Department of Neurology, Christian Medical College, Ludhiana, Punjab, India.
School of Pharmacy, Desh Bhagat University, Mandi Gobindgarh, Punjab, India.
Eur Stroke J. 2023 Dec;8(4):1053-1063. doi: 10.1177/23969873231192291. Epub 2023 Aug 10.
Secondary Prevention by Structured Semi-Interactive Stroke Prevention Package in INDIA Trial delivered secondary stroke awareness intervention to sub-acute stroke patients in form of workbook, videos and SMS across 31 centres in 12 languages. Trial was stopped for futility due to fewer vascular outcomes than anticipated. Trial results indicated that trial intervention, did not lead to reduction in vascular events. We carried out process evaluation, to evaluate trial implementation and participant's perspectives, to comprehend the trial's futile outcomes.
Using mixed methods approach, qualitative interviews and quantitative data from case report forms, workbooks and questionnaires were analysed to measure intervention fidelity and contamination. Using purposive sampling, 115 interviews of patient-caregiver dyads and health professionals at 11 centres and 2 focus group discussions were held.
Iterative thematic analysis of qualitative data was done with RE-AIM and realist models.

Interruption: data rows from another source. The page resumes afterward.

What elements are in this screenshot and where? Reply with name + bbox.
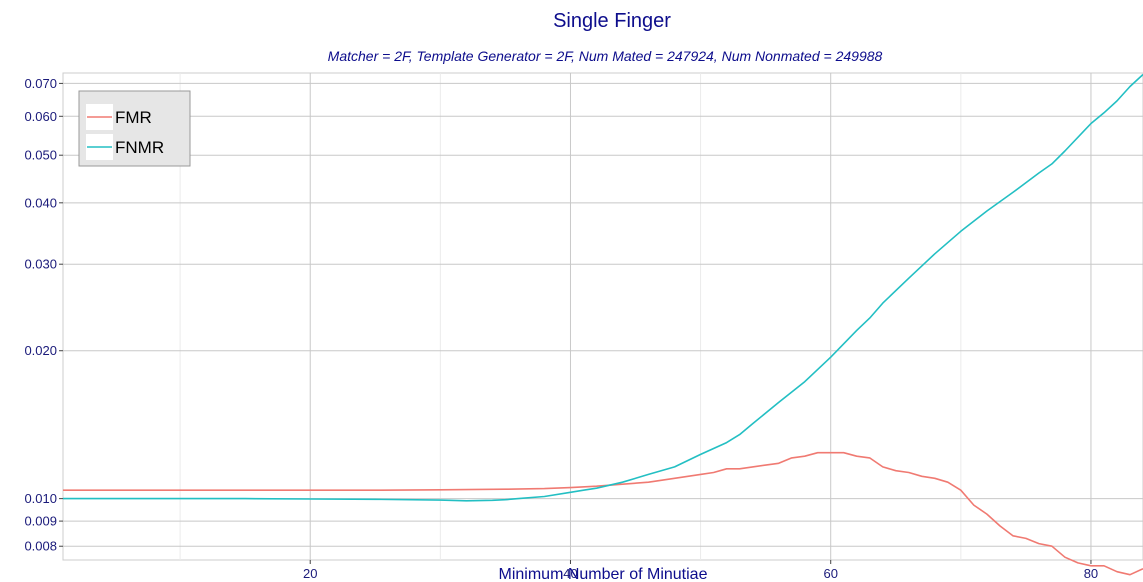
x-tick-label: 20 (303, 566, 317, 581)
chart-subtitle: Matcher = 2F, Template Generator = 2F, N… (328, 48, 883, 64)
y-tick-label: 0.020 (24, 343, 57, 358)
legend: FMR FNMR (78, 90, 191, 167)
legend-label-fnmr: FNMR (115, 138, 164, 157)
x-tick-label: 40 (563, 566, 577, 581)
series-line-fnmr (63, 73, 1143, 502)
x-tick-label: 60 (823, 566, 837, 581)
y-tick-label: 0.008 (24, 539, 57, 554)
y-tick-label: 0.009 (24, 514, 57, 529)
y-tick-label: 0.060 (24, 109, 57, 124)
series-line-fmr (63, 451, 1143, 576)
x-tick-label: 80 (1084, 566, 1098, 581)
plot-background (62, 72, 1143, 561)
plot-area (62, 72, 1143, 576)
chart-title: Single Finger (553, 10, 671, 32)
y-tick-label: 0.050 (24, 148, 57, 163)
y-tick-label: 0.030 (24, 257, 57, 272)
y-axis: 0.008 0.009 0.010 0.020 0.030 0.040 0.050 0.060… (24, 76, 63, 554)
x-axis: 20 40 60 80 (303, 560, 1098, 581)
y-tick-label: 0.010 (24, 491, 57, 506)
x-axis-label: Minimum Number of Minutiae (499, 566, 708, 582)
y-tick-label: 0.070 (24, 76, 57, 91)
series-lines (63, 73, 1143, 576)
legend-label-fmr: FMR (115, 108, 152, 127)
y-tick-label: 0.040 (24, 195, 57, 210)
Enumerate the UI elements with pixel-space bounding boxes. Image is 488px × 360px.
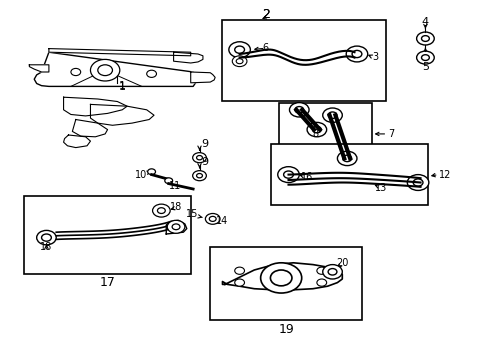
Circle shape (289, 103, 308, 117)
Polygon shape (173, 52, 203, 63)
Circle shape (306, 122, 326, 137)
Text: 1: 1 (119, 82, 125, 92)
Text: 6: 6 (262, 43, 268, 53)
Polygon shape (63, 97, 127, 116)
Text: 13: 13 (374, 183, 387, 193)
Circle shape (234, 46, 244, 53)
Circle shape (236, 59, 243, 64)
Circle shape (283, 171, 293, 178)
Circle shape (294, 107, 303, 113)
Polygon shape (29, 65, 49, 72)
Text: 10: 10 (134, 170, 147, 180)
Circle shape (196, 174, 202, 178)
Circle shape (421, 55, 428, 60)
Circle shape (157, 208, 165, 213)
Polygon shape (166, 220, 186, 234)
Circle shape (147, 169, 155, 175)
Polygon shape (222, 263, 342, 290)
Circle shape (421, 36, 428, 41)
Polygon shape (49, 49, 190, 56)
Circle shape (98, 65, 112, 76)
Circle shape (327, 112, 336, 118)
Text: 2: 2 (262, 8, 270, 21)
Circle shape (416, 51, 433, 64)
Circle shape (71, 68, 81, 76)
Text: 14: 14 (216, 216, 228, 226)
Circle shape (346, 46, 367, 62)
Text: 8: 8 (312, 129, 318, 139)
Circle shape (407, 175, 428, 190)
Circle shape (164, 178, 172, 184)
Circle shape (228, 42, 250, 58)
Circle shape (342, 155, 351, 162)
Circle shape (192, 153, 206, 163)
Text: 3: 3 (372, 52, 378, 62)
Circle shape (234, 267, 244, 274)
Circle shape (196, 156, 202, 160)
Text: 11: 11 (168, 181, 181, 191)
Circle shape (412, 179, 422, 186)
Circle shape (322, 108, 342, 122)
Text: 12: 12 (438, 170, 450, 180)
Circle shape (277, 167, 299, 183)
Circle shape (167, 220, 184, 233)
Polygon shape (63, 135, 90, 148)
Circle shape (152, 204, 170, 217)
Text: 7: 7 (387, 129, 393, 139)
Text: 9: 9 (201, 139, 207, 149)
Circle shape (37, 230, 56, 245)
Text: 15: 15 (185, 209, 198, 219)
Circle shape (312, 126, 321, 133)
Bar (210, 247, 361, 320)
Circle shape (316, 267, 326, 274)
Text: 9: 9 (201, 157, 207, 167)
Bar (222, 20, 386, 101)
Bar (24, 196, 190, 274)
Circle shape (351, 50, 361, 58)
Circle shape (316, 279, 326, 286)
Circle shape (416, 32, 433, 45)
Circle shape (41, 234, 51, 241)
Text: 5: 5 (421, 62, 428, 72)
Text: 20: 20 (335, 258, 348, 268)
Circle shape (172, 224, 180, 230)
Text: 17: 17 (100, 276, 115, 289)
Circle shape (209, 216, 216, 221)
Bar (278, 103, 371, 166)
Circle shape (327, 269, 336, 275)
Circle shape (146, 70, 156, 77)
Circle shape (322, 265, 342, 279)
Circle shape (270, 270, 291, 286)
Bar (271, 144, 427, 205)
Polygon shape (90, 104, 154, 125)
Polygon shape (190, 72, 215, 83)
Text: 2: 2 (262, 8, 270, 21)
Text: 18: 18 (40, 242, 52, 252)
Circle shape (337, 151, 356, 166)
Text: 19: 19 (278, 323, 293, 336)
Circle shape (205, 213, 220, 224)
Text: 18: 18 (169, 202, 182, 212)
Circle shape (260, 263, 301, 293)
Circle shape (232, 56, 246, 67)
Text: 16: 16 (300, 172, 312, 182)
Polygon shape (34, 52, 196, 86)
Polygon shape (72, 120, 107, 137)
Text: 4: 4 (421, 17, 428, 27)
Text: 1: 1 (119, 81, 125, 91)
Circle shape (90, 59, 120, 81)
Circle shape (234, 279, 244, 286)
Circle shape (192, 171, 206, 181)
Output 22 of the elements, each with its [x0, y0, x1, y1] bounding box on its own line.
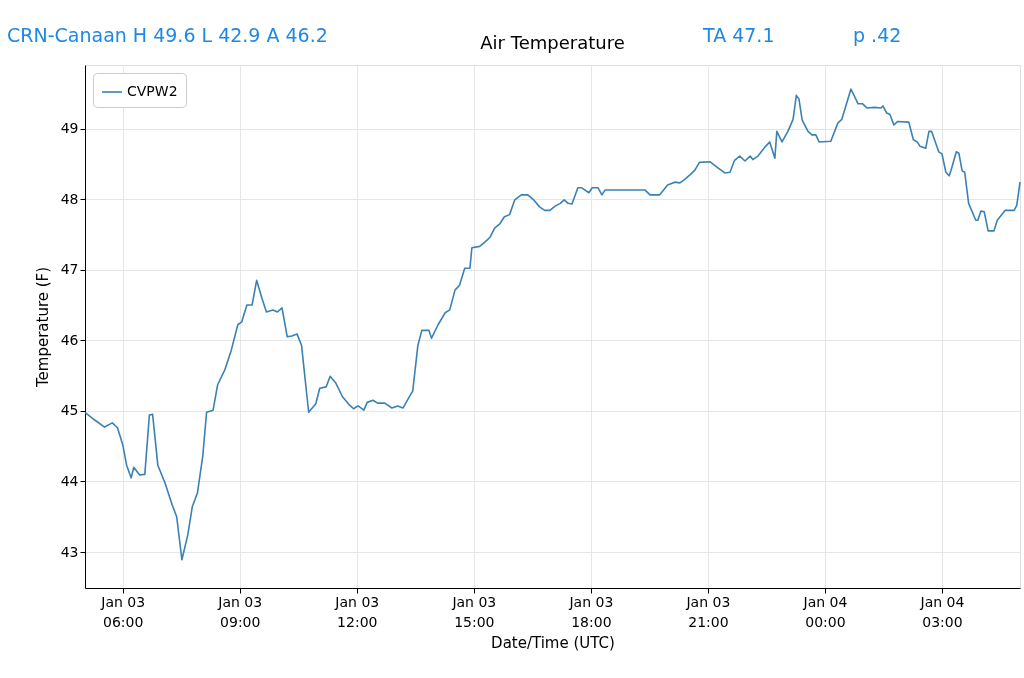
y-tick-label: 44 [60, 472, 79, 489]
x-tick-label: Jan 03 18:00 [568, 593, 614, 630]
y-tick-label: 48 [60, 190, 79, 207]
x-axis-title: Date/Time (UTC) [491, 633, 615, 652]
legend-label: CVPW2 [127, 83, 178, 99]
x-tick-label: Jan 04 00:00 [802, 593, 848, 630]
y-tick-label: 49 [60, 120, 79, 137]
x-tick-label: Jan 04 03:00 [919, 593, 965, 630]
y-tick-label: 43 [60, 543, 79, 560]
text: TA 47.1 [702, 24, 775, 46]
y-tick-label: 45 [60, 402, 79, 419]
y-axis-title: Temperature (F) [33, 266, 52, 389]
text: p .42 [853, 24, 902, 46]
x-tick-label: Jan 03 21:00 [685, 593, 731, 630]
text: CRN-Canaan H 49.6 L 42.9 A 46.2 [7, 24, 328, 46]
y-tick-label: 47 [60, 261, 79, 278]
y-tick-label: 46 [60, 331, 79, 348]
x-tick-label: Jan 03 15:00 [451, 593, 497, 630]
x-tick-label: Jan 03 09:00 [217, 593, 263, 630]
x-tick-label: Jan 03 06:00 [100, 593, 146, 630]
chart-title: Air Temperature [480, 32, 625, 53]
x-tick-label: Jan 03 12:00 [334, 593, 380, 630]
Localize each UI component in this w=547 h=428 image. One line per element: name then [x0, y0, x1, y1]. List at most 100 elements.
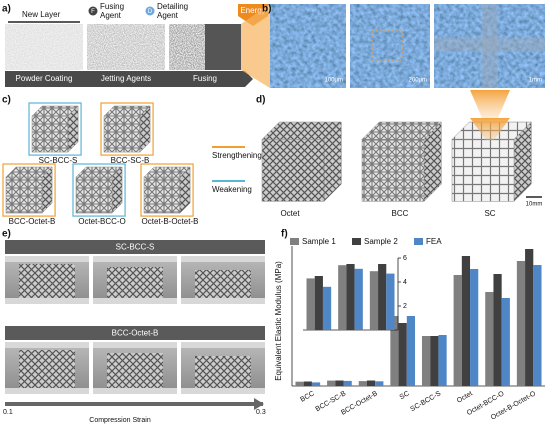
- bar: [438, 335, 447, 386]
- process-arrow: [5, 71, 253, 87]
- platen: [181, 388, 265, 394]
- test-label: SC-BCC-S: [116, 243, 155, 252]
- platen: [93, 388, 177, 394]
- specimen: [107, 353, 163, 388]
- strain-arrowhead: [254, 398, 264, 410]
- test-header: [5, 240, 265, 254]
- bar: [533, 265, 542, 386]
- cube-front: [143, 176, 181, 214]
- cube-front: [361, 139, 425, 202]
- legend-swatch: [290, 238, 299, 245]
- bar: [327, 380, 336, 386]
- detailing-agent: Agent: [157, 11, 179, 20]
- platen: [181, 256, 265, 262]
- panel-label: c): [2, 95, 11, 106]
- lattice-label: BCC-Octet-B: [9, 217, 56, 226]
- powder-texture: [5, 24, 83, 70]
- bar: [335, 380, 344, 386]
- bar: [306, 278, 315, 330]
- bar: [375, 381, 384, 386]
- bar: [390, 316, 399, 386]
- bar: [470, 269, 479, 386]
- cube-frame: [28, 102, 82, 156]
- scale-bar: 100μm: [325, 78, 343, 84]
- test-label: BCC-Octet-B: [112, 329, 159, 338]
- inset-tick-label: 6: [403, 255, 407, 262]
- fusing-agent: Fusing: [100, 2, 124, 11]
- panel-a: [5, 4, 268, 87]
- bar: [525, 249, 534, 386]
- strut: [434, 38, 545, 52]
- lattice-label: SC-BCC-S: [39, 156, 78, 165]
- panel-b: [241, 4, 545, 118]
- cube-frame: [72, 163, 126, 217]
- strain-end: 0.3: [256, 409, 266, 416]
- bar: [338, 265, 347, 330]
- platen: [5, 342, 89, 348]
- bar: [386, 273, 395, 330]
- inset-tick-label: 4: [403, 279, 407, 286]
- bar: [358, 381, 367, 386]
- legend-label: Sample 2: [364, 237, 398, 246]
- bar: [461, 256, 471, 386]
- bar: [398, 323, 407, 386]
- panel-label: b): [262, 4, 271, 15]
- x-tick-label: SC: [399, 390, 411, 401]
- step-label: Powder Coating: [16, 74, 73, 83]
- bar: [406, 316, 416, 386]
- zoom-beam: [470, 118, 510, 140]
- scale-bar: 1mm: [529, 78, 542, 84]
- specimen: [19, 350, 75, 388]
- bar: [493, 274, 502, 386]
- specimen: [107, 267, 163, 298]
- fusing-texture: [169, 24, 205, 70]
- cube-front: [103, 115, 141, 153]
- bar-chart: Equivalent Elastic Modulus (MPa)BCCBCC-S…: [274, 237, 545, 422]
- panel-label: f): [281, 229, 288, 240]
- bar: [346, 264, 355, 330]
- cube-frame: [100, 102, 154, 156]
- bar: [453, 275, 462, 386]
- bar: [421, 336, 431, 386]
- cube-front: [75, 176, 113, 214]
- inset-tick-label: 2: [403, 303, 407, 310]
- test-header: [5, 326, 265, 340]
- cube-front: [5, 176, 43, 214]
- zoom-box: [371, 29, 403, 61]
- cube-front: [261, 139, 325, 202]
- scale-bar: 200μm: [409, 78, 427, 84]
- panel-label: a): [2, 4, 11, 15]
- panel-label: d): [256, 95, 265, 106]
- zoom-beam: [470, 90, 510, 118]
- platen: [5, 256, 89, 262]
- platen: [93, 256, 177, 262]
- strain-start: 0.1: [3, 409, 13, 416]
- cube-frame: [140, 163, 194, 217]
- scale-bar: 10mm: [526, 202, 543, 208]
- bar: [485, 292, 494, 386]
- x-tick-label: BCC: [299, 390, 315, 403]
- bar: [322, 286, 332, 330]
- platen: [5, 388, 89, 394]
- platen: [93, 342, 177, 348]
- bar: [354, 268, 363, 330]
- platen: [93, 298, 177, 304]
- lattice-label: Octet-BCC-O: [78, 217, 126, 226]
- zoom-wedge: [241, 4, 270, 88]
- y-axis-label: Equivalent Elastic Modulus (MPa): [274, 261, 283, 381]
- bar: [430, 336, 439, 386]
- platen: [181, 298, 265, 304]
- bar: [314, 276, 323, 330]
- x-tick-label: SC-BCC-S: [409, 390, 442, 413]
- specimen: [195, 356, 251, 388]
- platen: [5, 298, 89, 304]
- lattice-label: BCC-SC-B: [111, 156, 150, 165]
- bar: [369, 271, 379, 330]
- cube-front: [31, 115, 69, 153]
- legend-label: Strengthening: [212, 151, 262, 160]
- panel-label: e): [2, 229, 11, 240]
- bar: [501, 298, 510, 386]
- fusing-agent: Agent: [100, 11, 122, 20]
- icon-letter: D: [148, 9, 153, 15]
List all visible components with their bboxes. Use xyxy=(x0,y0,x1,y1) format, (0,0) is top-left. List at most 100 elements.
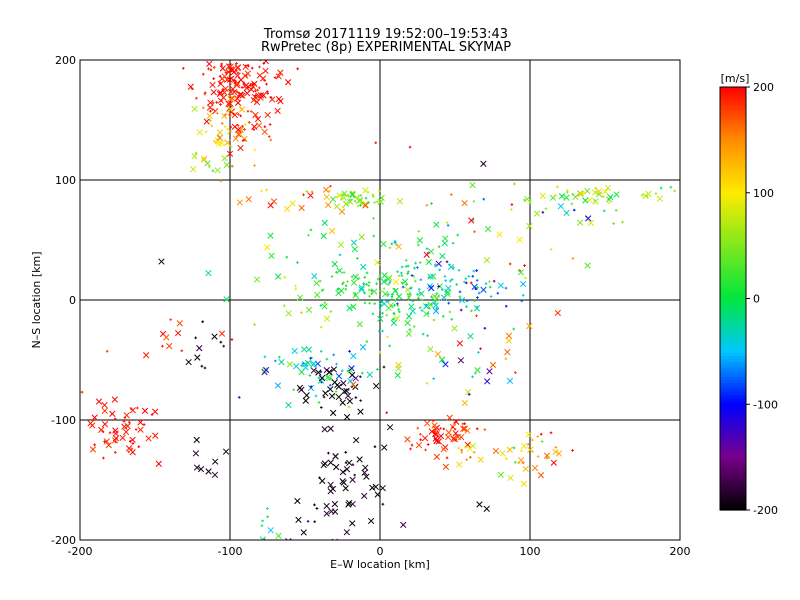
colorbar-segment xyxy=(720,449,746,454)
point-plus xyxy=(322,395,326,399)
point-cross xyxy=(395,243,402,250)
point-cross xyxy=(226,150,234,157)
point-plus xyxy=(540,440,544,443)
point-plus xyxy=(417,230,421,233)
point-plus xyxy=(319,325,323,329)
point-plus xyxy=(373,302,377,305)
point-cross xyxy=(424,420,431,427)
point-plus xyxy=(263,355,267,359)
colorbar-segment xyxy=(720,440,746,445)
point-cross xyxy=(451,325,458,332)
colorbar-segment xyxy=(720,111,746,115)
point-plus xyxy=(209,68,213,72)
point-cross xyxy=(245,196,252,203)
point-plus xyxy=(309,385,313,389)
point-plus xyxy=(128,421,131,424)
point-cross xyxy=(656,195,663,202)
colorbar-segment xyxy=(720,494,746,499)
point-plus xyxy=(504,357,508,361)
point-cross xyxy=(193,464,201,471)
point-cross xyxy=(360,263,367,271)
point-cross xyxy=(563,209,570,217)
point-cross xyxy=(587,219,595,227)
point-cross xyxy=(390,319,398,327)
point-plus xyxy=(463,280,466,284)
point-plus xyxy=(416,293,419,296)
point-plus xyxy=(456,233,459,237)
point-cross xyxy=(507,474,514,482)
colorbar-segment xyxy=(720,389,746,393)
point-cross xyxy=(294,497,301,505)
point-cross xyxy=(211,333,218,340)
point-plus xyxy=(201,72,205,76)
point-cross xyxy=(366,371,373,378)
point-cross xyxy=(227,106,234,113)
point-cross xyxy=(328,392,336,400)
point-plus xyxy=(459,308,463,312)
colorbar-segment xyxy=(720,488,746,493)
point-cross xyxy=(137,419,144,426)
point-plus xyxy=(432,377,435,380)
colorbar-segment xyxy=(720,123,746,127)
point-cross xyxy=(346,499,353,507)
point-cross xyxy=(109,410,116,417)
point-plus xyxy=(240,86,244,89)
point-plus xyxy=(409,293,412,297)
point-plus xyxy=(376,368,379,371)
colorbar-segment xyxy=(720,213,746,218)
point-plus xyxy=(373,201,376,204)
point-cross xyxy=(244,70,251,77)
point-cross xyxy=(602,188,609,195)
point-plus xyxy=(477,351,480,354)
point-plus xyxy=(256,88,259,92)
point-cross xyxy=(267,527,274,534)
point-cross xyxy=(343,466,351,473)
point-plus xyxy=(319,406,323,409)
point-plus xyxy=(201,106,205,110)
point-plus xyxy=(463,422,466,425)
point-cross xyxy=(285,79,292,86)
point-cross xyxy=(432,302,439,309)
colorbar-segment xyxy=(720,358,746,363)
point-cross xyxy=(174,329,182,337)
colorbar-segment xyxy=(720,292,746,297)
point-plus xyxy=(479,347,482,350)
axis-ticks: -200 -100 0 100 200 -200 -100 0 100 200 xyxy=(51,54,690,558)
point-cross xyxy=(211,471,219,479)
point-cross xyxy=(433,453,441,460)
colorbar-segment xyxy=(720,377,746,381)
point-plus xyxy=(328,384,332,387)
colorbar-segment xyxy=(720,316,746,321)
point-cross xyxy=(416,237,423,244)
point-cross xyxy=(321,219,328,227)
point-cross xyxy=(285,538,292,540)
colorbar-segment xyxy=(720,374,746,378)
point-plus xyxy=(203,366,207,370)
point-plus xyxy=(105,349,109,353)
point-plus xyxy=(418,306,422,310)
colorbar-segment xyxy=(720,331,746,336)
point-plus xyxy=(472,269,476,273)
point-plus xyxy=(180,349,184,353)
point-cross xyxy=(274,107,281,115)
point-cross xyxy=(429,273,437,280)
point-cross xyxy=(216,129,224,136)
point-cross xyxy=(442,361,449,368)
y-tick-label: -200 xyxy=(51,534,76,547)
point-plus xyxy=(226,127,229,131)
point-plus xyxy=(114,440,118,444)
point-plus xyxy=(446,224,450,227)
point-cross xyxy=(358,233,365,241)
point-cross xyxy=(112,435,120,442)
point-cross xyxy=(440,294,448,301)
point-cross xyxy=(193,436,200,444)
point-cross xyxy=(323,502,330,510)
colorbar-segment xyxy=(720,404,746,408)
point-plus xyxy=(320,380,323,384)
point-cross xyxy=(476,501,483,508)
point-plus xyxy=(102,456,105,460)
point-cross xyxy=(267,232,274,239)
point-plus xyxy=(394,299,397,302)
point-cross xyxy=(468,217,475,224)
point-plus xyxy=(282,304,286,308)
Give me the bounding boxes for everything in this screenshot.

There was good fidelity to intervention and adherence to protocol; however, there was dilution of inclusion criteria by randomly enrolling uneducated and caregiver-dependent patients. Centre coordinators provided counselling to both arms, not specified by protocol, causing bias. Coordinators found it difficult to keep patients motivated to view intervention which was corroborated by fidelity questionnaire showing decreased viewing of intervention for a year. Cardiovascular protection improved in routine care by virtue of participating in trial. No contamination of intervention was reported.
The intervention was acceptable by patients and caregivers, which could be made a community-based programme. Reasons identified for decreased viewing were repetitive content and non-availability of personal cellular device.
INDIA 试验中的结构化半交互式卒中预防包进行了二级卒中意识干预,以工作簿、视频和短信的形式向 31 个中心的亚急性卒中患者提供,使用 12 种语言。由于血管结局比预期的少,试验因无效而停止。试验结果表明,试验干预并没有导致血管事件的减少。我们进行了过程评估,以评估试验的实施和参与者的观点,以理解试验的无效结果。
采用混合方法,对病例报告表、工作簿和问卷中的定性访谈和定量数据进行分析,以衡量干预的一致性和污染。使用目的抽样,在 11 个中心对 115 对患者-照顾者对和卫生专业人员进行了访谈,并进行了 2 次焦点小组讨论。
对定性数据进行了迭代主题分析,并使用了 RE-AIM 和现实主义模型。干预的一致性和对方案的遵守都很好;然而,通过随机招募未受教育和依赖照顾者的患者,纳入标准被稀释了。中心协调员按照方案为两个臂提供咨询,造成了偏见。协调员发现很难让患者有动力观看干预,这一点在一致性问卷中得到了证实,即一年来观看干预的次数减少了。由于参与试验,常规护理中的心血管保护得到了改善。没有报道干预的污染。
该干预措施得到了患者和照顾者的认可,可以作为社区为基础的项目。观看次数减少的原因是内容重复和没有个人手机设备。